Суббота, одиннадцатое марта 1933 года
Ночь с пятницы на субботу Яков провел в раздумьях. Не то чтобы он не спал вовсе, но и не думать о сложившейся ситуации не получалось. Вообще-то колебания «на пустом месте» были для него не характерны, тем более в этом случае. Ему просто нечего было обдумывать – Яков знал правду практически с первого момента. Ну, пусть не знал наверняка, но уж точно догадывался, каким, в конце концов, окажется ответ. Оставалось лишь решить, что теперь со всем этим делать, но вот это у него как раз и не выходило. Он просто не знал, на что теперь решиться.
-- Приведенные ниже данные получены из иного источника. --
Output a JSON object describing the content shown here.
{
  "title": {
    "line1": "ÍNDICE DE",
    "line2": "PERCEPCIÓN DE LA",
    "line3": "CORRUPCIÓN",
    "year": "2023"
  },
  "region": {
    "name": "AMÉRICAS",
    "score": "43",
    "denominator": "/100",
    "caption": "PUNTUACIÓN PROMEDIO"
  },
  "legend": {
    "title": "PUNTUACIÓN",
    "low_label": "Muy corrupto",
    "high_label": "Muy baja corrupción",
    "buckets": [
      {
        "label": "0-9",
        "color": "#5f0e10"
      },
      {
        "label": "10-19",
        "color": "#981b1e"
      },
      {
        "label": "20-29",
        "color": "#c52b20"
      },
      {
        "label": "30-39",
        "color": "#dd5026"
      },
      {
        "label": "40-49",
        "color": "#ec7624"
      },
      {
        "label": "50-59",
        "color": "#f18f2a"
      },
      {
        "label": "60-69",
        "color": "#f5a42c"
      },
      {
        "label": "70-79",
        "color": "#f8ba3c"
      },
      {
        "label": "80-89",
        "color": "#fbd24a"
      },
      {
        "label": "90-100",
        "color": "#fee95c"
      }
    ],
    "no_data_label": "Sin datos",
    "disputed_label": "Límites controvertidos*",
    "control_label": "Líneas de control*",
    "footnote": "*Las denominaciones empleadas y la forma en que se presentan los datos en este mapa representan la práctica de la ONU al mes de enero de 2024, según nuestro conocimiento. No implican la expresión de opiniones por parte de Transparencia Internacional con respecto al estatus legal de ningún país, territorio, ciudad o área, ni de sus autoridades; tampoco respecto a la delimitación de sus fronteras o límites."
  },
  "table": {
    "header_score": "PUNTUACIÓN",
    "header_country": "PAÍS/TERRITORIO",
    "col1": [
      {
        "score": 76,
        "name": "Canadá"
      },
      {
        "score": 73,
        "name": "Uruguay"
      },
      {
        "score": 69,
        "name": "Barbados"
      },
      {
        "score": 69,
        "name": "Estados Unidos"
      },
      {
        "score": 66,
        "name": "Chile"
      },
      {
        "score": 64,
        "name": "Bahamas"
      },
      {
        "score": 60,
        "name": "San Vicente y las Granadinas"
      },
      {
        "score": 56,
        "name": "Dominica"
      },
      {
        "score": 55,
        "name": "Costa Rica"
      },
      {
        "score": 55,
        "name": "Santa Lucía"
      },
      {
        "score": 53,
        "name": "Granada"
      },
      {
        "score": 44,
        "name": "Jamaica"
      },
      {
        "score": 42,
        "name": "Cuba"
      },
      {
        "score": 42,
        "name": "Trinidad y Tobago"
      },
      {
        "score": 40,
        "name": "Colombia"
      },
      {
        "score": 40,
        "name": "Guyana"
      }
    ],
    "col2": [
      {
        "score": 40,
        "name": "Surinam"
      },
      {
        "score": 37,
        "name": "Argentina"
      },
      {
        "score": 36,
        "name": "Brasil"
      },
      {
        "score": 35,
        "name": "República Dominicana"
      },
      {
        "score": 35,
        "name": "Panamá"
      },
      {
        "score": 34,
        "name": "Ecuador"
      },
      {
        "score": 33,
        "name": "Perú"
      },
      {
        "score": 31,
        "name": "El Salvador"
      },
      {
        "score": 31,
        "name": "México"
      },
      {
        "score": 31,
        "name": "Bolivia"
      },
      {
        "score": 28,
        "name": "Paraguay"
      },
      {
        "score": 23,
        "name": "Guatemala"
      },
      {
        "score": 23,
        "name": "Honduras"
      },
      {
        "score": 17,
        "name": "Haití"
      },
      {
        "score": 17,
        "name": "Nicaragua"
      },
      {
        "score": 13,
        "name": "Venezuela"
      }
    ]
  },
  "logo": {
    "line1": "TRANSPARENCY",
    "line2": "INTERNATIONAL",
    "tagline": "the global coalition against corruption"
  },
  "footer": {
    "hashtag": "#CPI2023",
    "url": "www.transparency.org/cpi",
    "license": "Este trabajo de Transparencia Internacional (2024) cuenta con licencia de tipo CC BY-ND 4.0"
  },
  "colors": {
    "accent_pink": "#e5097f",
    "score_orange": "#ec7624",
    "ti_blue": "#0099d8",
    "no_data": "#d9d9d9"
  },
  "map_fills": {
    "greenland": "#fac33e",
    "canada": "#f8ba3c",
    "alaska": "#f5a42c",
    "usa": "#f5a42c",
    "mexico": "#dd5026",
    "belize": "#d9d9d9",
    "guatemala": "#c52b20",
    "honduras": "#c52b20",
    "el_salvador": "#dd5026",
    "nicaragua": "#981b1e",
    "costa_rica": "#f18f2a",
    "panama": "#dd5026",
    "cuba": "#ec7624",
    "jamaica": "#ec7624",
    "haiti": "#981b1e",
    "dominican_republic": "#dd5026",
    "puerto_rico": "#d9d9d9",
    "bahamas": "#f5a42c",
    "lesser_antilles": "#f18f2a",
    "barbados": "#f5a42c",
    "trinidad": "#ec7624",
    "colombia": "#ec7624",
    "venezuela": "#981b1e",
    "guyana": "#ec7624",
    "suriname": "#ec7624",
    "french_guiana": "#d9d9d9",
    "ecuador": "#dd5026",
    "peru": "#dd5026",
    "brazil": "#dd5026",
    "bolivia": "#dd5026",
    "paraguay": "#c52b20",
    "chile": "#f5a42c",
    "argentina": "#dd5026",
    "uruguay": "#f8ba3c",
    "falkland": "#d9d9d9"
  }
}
И все-таки ночь – какой бы мучительной она ни оказалась – не прошла даром. Осела муть, и появилась какая-никакая ясность во всем, что касалось сложившейся ситуации. Поэтому, отменив забег, но зато выкупавшись в проруби, Яков направился в Бюро и два часа кряду обговаривал с адъюнктом Суржиным неотложные мероприятия, долженствующие обеспечить его превосходительству столоначальнику полную свободу действий. Ну и задницу прикрыть – обычное дело для чиновника его уровня – никогда не помешает.
В десять он вышел из здания Бюро и, взяв с открытой парковочной стоянки свой собственный «Кокорев-Командор», отправился в старый город на Вендский торг. Там на пересечении Красной и Одежной линий в чайной «Господин Великий Новгород» Яков заказал большую кружку соловецкого взвара[2]2
Несуществующий напиток, приготавливаемый моментальным ошпариванием свежих или свежезамороженных ягод смородины, брусники, калины, морошки и клюквы крутым кипятком.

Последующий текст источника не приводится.